Riepiloghiamo. Sul fronte italiano, dopo il successo netto e coralmente previsto di Fratelli d’Italia e di Giorgia Meloni in particolare, è nato il governo più a destra della storia repubblicana, mentre un fascista dichiaratamente nostalgico di Mussolini come Ignazio La Russa diviene Presidente del Senato e un cattolico intransigente come Lorenzo Fontana assume la guida della Camera. Non sappiamo ancora cosa ci dobbiamo attendere, ma le premesse istituzionali non sono delle migliori. Paradosso illuminante e ammonitore, a investire in Senato il nostalgico è stata – in quanto senatrice più anziana dopo Giorgio Napolitano – l’attuale emblema della memoria italiana della Shoah, Liliana Segre. Le parole con le quali la Testimone ha di fatto aperto la XIX Legislatura sono state, nel loro sofferto spessore autobiografico e nel loro fermo richiamo alla centralità della Costituzione, l’unico alto messaggio che si sia ascoltato in questo periodo amaro. Da quel 13 ottobre si sono sentite solo dichiarazioni inconsistenti o strali avvelenati contro compagni di cordata, a dimostrazione del vuoto gioco di potere in cui si è ormai trasformato il programma politico italiano. Ad aggravare l’atmosfera di rivalità caotica interna alla nuova come del resto alla vecchia maggioranza, sono poi emerse le ineffabili, spudorate ma ahimè (entro Forza Italia e nella Lega) condivise considerazioni berlusconiane di appoggio a Putin e di critica aperta a Zelensky e alla resistenza ucraina; parole di una gravità tale – nel momento in cui cinicamente lo zar Vladimir risponde agli attacchi bombardando la popolazione civile ucraina e imponendo la legge marziale nelle città appena annesse alla Russia – da suscitare la preoccupazione dell’intero mondo occidentale. Berlusconi certo sembra ormai partito per la tangente, parla per il piacere di sentirsi parlare cercando solo il consenso dovuto al capo che fu; Giorgia Meloni per fortuna risponde in modo fermo, volto a scongiurare dubbi e riserve sull’Italia futura. Ma in realtà le incognite sul nostro orientamento politico internazionale nei prossimi mesi restano tutte.
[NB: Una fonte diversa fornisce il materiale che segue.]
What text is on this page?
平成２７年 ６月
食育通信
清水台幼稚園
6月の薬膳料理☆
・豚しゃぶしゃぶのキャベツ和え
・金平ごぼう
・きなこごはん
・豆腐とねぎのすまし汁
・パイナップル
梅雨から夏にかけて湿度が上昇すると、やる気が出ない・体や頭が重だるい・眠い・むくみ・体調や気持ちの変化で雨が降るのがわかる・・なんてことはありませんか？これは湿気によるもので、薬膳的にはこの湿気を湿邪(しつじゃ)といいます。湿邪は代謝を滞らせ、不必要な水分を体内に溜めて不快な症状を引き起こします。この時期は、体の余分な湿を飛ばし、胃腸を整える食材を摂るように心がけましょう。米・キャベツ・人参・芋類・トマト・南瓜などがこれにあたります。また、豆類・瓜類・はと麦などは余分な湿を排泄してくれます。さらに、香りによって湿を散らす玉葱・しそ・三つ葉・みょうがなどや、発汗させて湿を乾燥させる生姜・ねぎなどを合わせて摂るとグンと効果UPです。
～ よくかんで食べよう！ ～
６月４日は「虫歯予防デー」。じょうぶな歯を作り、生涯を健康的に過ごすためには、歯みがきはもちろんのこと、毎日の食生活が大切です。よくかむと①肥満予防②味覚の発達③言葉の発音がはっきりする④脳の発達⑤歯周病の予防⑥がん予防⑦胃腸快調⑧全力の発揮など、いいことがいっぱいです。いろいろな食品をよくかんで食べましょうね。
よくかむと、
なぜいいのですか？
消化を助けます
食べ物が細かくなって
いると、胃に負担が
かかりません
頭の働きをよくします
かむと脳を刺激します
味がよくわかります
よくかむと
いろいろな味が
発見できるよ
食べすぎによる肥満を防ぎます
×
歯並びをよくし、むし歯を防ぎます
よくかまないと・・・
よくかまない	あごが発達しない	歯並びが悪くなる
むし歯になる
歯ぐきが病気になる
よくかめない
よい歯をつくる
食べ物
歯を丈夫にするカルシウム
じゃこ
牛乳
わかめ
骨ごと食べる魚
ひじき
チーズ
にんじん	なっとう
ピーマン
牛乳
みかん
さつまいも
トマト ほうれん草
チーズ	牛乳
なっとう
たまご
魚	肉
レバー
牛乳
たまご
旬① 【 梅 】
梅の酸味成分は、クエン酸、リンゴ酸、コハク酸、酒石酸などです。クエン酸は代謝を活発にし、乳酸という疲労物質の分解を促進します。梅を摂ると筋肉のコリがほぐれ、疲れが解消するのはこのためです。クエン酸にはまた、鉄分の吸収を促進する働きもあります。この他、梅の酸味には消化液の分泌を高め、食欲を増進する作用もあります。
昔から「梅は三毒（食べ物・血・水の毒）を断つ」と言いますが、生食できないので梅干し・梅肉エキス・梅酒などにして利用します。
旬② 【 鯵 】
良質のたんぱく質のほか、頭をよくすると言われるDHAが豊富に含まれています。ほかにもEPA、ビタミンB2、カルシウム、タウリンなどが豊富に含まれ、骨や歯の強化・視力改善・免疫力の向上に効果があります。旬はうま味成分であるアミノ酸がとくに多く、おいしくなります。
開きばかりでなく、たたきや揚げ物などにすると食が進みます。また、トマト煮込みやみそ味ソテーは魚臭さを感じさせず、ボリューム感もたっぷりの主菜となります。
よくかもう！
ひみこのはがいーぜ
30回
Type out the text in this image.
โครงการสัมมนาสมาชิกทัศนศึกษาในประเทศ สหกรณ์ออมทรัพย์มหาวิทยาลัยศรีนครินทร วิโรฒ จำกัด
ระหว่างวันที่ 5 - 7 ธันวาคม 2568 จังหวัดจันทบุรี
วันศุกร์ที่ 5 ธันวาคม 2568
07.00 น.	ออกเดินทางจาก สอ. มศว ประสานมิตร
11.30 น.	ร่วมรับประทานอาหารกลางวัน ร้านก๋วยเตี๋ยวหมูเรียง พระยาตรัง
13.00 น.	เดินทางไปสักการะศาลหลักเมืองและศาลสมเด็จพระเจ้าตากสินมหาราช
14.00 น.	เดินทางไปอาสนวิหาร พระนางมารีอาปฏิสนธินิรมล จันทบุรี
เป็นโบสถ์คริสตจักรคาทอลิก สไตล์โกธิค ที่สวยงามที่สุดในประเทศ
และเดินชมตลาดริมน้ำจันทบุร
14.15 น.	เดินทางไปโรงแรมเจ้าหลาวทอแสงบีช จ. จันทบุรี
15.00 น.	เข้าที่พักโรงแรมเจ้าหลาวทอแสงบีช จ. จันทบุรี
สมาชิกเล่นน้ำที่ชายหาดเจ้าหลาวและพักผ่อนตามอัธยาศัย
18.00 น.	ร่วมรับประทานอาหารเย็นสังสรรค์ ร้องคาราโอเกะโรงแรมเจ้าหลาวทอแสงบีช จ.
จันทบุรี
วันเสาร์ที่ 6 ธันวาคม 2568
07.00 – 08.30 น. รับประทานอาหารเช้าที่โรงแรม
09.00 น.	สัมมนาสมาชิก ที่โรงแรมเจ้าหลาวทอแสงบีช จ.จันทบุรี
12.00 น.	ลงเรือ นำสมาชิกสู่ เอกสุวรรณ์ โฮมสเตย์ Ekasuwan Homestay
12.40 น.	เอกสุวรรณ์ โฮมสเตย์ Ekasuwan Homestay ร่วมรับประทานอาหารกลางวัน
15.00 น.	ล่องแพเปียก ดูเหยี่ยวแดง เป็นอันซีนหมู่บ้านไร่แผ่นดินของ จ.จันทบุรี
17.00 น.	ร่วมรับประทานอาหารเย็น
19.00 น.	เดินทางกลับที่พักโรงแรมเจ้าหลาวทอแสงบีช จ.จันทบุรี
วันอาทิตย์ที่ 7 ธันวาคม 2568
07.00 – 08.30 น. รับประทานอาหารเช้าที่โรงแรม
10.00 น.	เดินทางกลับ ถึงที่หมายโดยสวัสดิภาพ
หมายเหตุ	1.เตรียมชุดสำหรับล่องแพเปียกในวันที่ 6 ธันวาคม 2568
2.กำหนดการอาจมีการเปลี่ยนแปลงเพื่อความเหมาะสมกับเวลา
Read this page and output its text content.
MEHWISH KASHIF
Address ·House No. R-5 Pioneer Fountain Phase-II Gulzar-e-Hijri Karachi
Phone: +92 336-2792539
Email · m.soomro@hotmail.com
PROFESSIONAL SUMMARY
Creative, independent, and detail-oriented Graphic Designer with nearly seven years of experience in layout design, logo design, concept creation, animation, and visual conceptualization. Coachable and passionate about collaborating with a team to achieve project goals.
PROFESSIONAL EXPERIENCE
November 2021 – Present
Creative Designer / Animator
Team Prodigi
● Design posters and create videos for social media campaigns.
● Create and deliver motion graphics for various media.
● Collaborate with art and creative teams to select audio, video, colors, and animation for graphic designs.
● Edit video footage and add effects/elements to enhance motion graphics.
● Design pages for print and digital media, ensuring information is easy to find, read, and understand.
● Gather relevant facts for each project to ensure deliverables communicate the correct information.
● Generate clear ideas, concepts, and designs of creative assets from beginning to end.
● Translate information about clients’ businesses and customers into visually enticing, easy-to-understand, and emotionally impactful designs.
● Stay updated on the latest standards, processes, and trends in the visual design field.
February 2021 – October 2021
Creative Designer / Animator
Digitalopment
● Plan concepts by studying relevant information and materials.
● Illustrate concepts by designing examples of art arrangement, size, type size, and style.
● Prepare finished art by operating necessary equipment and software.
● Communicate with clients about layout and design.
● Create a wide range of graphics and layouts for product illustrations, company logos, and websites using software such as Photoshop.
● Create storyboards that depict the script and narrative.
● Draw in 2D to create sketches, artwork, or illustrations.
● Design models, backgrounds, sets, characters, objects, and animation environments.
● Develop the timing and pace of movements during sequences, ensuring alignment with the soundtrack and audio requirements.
In Ucraina, intanto, la guerra continua spietata più che mai. Al contrattacco degli assediati rispondono le bombe sulle città portate dai droni iraniani, a suggello del sempre più stretto e inquietante legame della Russia – in funzione antieuropea – col regime degli Ayatollah. E proprio in Iran continuano i nostri tormenti, nell’osservare come la libertà di opporsi al regime naufraghi contro una repressione spietata e sanguinaria, specialmente accanita contro la protesta femminile. Davanti a tutto ciò, peraltro, colpisce lo stupore “vergine” con cui l’Occidente, troppo spesso legato all’Iran da interessi economici irrinunciabili, sembra accorgersi solo oggi della ferocia integralista di una dittatura religiosa nata quarantatré anni fa e della tenacia di una protesta popolare che ciclicamente si ripropone da decenni. Il filo di inquietudine amara si prolunga poi in oriente tra Pechino e Taiwan, dato che Xi Jinping si dice disposto a usare anche la violenza (la guerra aperta?) per prendere il controllo dell’isola: e ciò provocherebbe inevitabilmente l’intervento armato americano (anch’esso preannunciato), vale a dire una vera e propria terza guerra mondiale. Insomma, in Italia e nel mondo l’orizzonte si fa sempre più cupo.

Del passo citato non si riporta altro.